Leader and Followers

The Leader and Followers pattern (also known as Master-Slave or Primary-Replica) is the primary method for maintaining consistency and scaling read throughput in distributed systems. It simplifies the coordination of concurrent updates by designating a single authoritative node—the Leader—to manage all writes to the system state.

1. Role Definitions

The Leader

Authoritative Writes: Accepts all client write requests and determines the order of execution.
Replication Coordination: Serializes updates into a Write-Ahead Log (WAL) and propagates them to all followers.
State Management: Tracks the health and replication progress of every follower in the cluster.

The Followers

Passive Updates: Receive replication logs from the leader and apply them to their local state in the same order.
Read Scaling: Serve client read requests to offload work from the leader.
Failover Readiness: Remain in a consistent state, ready to be elected as the new leader if the current leader fails.

2. Replication Strategies

The mode of replication determines the balance between Consistency and Latency.

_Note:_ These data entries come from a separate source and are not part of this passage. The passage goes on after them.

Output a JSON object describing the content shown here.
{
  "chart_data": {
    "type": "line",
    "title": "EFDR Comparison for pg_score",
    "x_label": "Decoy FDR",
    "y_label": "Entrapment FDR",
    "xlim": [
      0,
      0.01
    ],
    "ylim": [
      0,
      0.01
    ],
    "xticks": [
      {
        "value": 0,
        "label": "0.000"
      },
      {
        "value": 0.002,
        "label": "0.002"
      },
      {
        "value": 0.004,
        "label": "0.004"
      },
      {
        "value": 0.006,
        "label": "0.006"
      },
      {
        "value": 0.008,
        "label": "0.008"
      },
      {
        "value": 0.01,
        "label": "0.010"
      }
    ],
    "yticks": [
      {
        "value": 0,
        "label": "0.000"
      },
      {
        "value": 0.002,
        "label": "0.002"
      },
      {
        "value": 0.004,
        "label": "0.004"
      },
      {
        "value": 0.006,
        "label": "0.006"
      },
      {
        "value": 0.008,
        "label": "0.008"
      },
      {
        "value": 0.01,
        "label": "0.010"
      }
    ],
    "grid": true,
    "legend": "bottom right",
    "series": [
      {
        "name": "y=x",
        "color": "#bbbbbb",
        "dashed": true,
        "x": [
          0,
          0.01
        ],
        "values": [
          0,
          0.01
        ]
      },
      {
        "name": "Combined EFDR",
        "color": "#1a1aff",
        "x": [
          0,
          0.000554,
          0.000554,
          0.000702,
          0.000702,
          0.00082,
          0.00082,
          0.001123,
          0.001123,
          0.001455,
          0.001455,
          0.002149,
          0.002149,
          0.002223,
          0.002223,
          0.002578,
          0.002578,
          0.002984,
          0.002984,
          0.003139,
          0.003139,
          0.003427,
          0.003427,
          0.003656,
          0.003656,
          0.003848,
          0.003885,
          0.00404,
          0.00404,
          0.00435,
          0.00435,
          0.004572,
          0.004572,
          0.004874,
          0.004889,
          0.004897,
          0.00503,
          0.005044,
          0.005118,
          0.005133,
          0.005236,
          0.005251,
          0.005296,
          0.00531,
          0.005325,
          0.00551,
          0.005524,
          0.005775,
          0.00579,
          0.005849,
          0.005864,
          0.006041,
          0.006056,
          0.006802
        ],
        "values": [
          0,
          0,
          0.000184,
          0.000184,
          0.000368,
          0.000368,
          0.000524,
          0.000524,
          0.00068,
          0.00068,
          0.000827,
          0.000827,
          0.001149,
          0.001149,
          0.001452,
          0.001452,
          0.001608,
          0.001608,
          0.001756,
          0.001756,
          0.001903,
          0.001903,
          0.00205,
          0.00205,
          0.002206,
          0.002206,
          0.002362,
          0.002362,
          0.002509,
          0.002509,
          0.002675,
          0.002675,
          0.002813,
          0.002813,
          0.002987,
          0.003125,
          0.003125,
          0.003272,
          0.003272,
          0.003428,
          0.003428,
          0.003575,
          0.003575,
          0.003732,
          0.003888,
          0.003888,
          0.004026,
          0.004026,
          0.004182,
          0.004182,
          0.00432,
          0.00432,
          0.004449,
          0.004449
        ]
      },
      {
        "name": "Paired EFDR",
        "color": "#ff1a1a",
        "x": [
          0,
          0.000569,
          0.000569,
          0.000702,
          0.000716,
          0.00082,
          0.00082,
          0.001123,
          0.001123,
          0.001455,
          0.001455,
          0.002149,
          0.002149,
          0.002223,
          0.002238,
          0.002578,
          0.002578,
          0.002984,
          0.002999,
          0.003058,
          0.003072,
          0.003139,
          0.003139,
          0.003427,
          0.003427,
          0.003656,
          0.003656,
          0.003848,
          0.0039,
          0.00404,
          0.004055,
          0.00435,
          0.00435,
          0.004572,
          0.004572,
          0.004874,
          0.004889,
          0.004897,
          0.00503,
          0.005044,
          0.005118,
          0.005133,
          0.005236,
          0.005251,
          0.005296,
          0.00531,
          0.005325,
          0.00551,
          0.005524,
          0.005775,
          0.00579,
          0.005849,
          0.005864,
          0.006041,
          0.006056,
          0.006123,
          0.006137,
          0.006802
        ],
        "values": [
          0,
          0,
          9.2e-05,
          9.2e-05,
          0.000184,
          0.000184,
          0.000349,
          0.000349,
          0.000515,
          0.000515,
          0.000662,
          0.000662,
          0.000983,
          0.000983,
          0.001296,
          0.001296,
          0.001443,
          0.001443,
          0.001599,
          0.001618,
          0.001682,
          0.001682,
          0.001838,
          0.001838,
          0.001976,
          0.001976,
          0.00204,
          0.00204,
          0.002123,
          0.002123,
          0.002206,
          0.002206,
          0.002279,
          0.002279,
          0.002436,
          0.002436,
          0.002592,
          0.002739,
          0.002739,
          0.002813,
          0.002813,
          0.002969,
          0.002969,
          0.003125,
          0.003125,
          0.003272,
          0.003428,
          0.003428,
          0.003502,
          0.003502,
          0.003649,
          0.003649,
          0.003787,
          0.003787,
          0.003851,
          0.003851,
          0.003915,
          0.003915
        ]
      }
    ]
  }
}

Mode	Protocol	Advantage	Disadvantage
Synchronous	Leader waits for all followers to confirm write.	Strong consistency; no data loss.	Extremely high latency; one slow node blocks the cluster.
Asynchronous	Leader acknowledges client immediately after local log.	Lowest latency; high write throughput.	Risk of data loss if leader fails before logs propagate.
Semi-Synchronous (Quorum)	Leader waits for a Majority of followers.	Optimal balance of safety and performance.	Requires odd number of nodes; complex election logic.

3. Handling Replication Lag

In distributed systems, followers often lag behind the leader due to network congestion or high load. This creates several "stale read" problems that must be addressed via consistency patterns:

Read-Your-Writes Consistency: Ensures that if a user updates a record, their subsequent read (even from a follower) will show that update. Implementation often involves tracking a version number or timestamp on the client.
Monotonic Reads: Ensures that if a user sees a specific state, they will never see an "older" state on a subsequent request (preventing "time travel" bugs).
Fencing: Using Generation Clocks to ensure that stale messages from an old leader are ignored by followers after a failover.

4. Leader Election

A critical requirement of this pattern is a robust mechanism for picking a new leader when the current one fails. This is typically achieved through:

Consensus Algorithms: Using Raft or Paxos to reach agreement on the new leader ID.
Heartbeats and Leases: Nodes use Heartbeats to detect leader failure and Leases to prevent multiple nodes from claiming leadership simultaneously.

5. Real-World Usage

Relational Databases: PostgreSQL and MySQL use this for high-availability clusters.
Message Brokers: Apache Kafka uses it for partition leadership.
Container Orchestrators: Kubernetes uses a leader for the control plane (via etcd).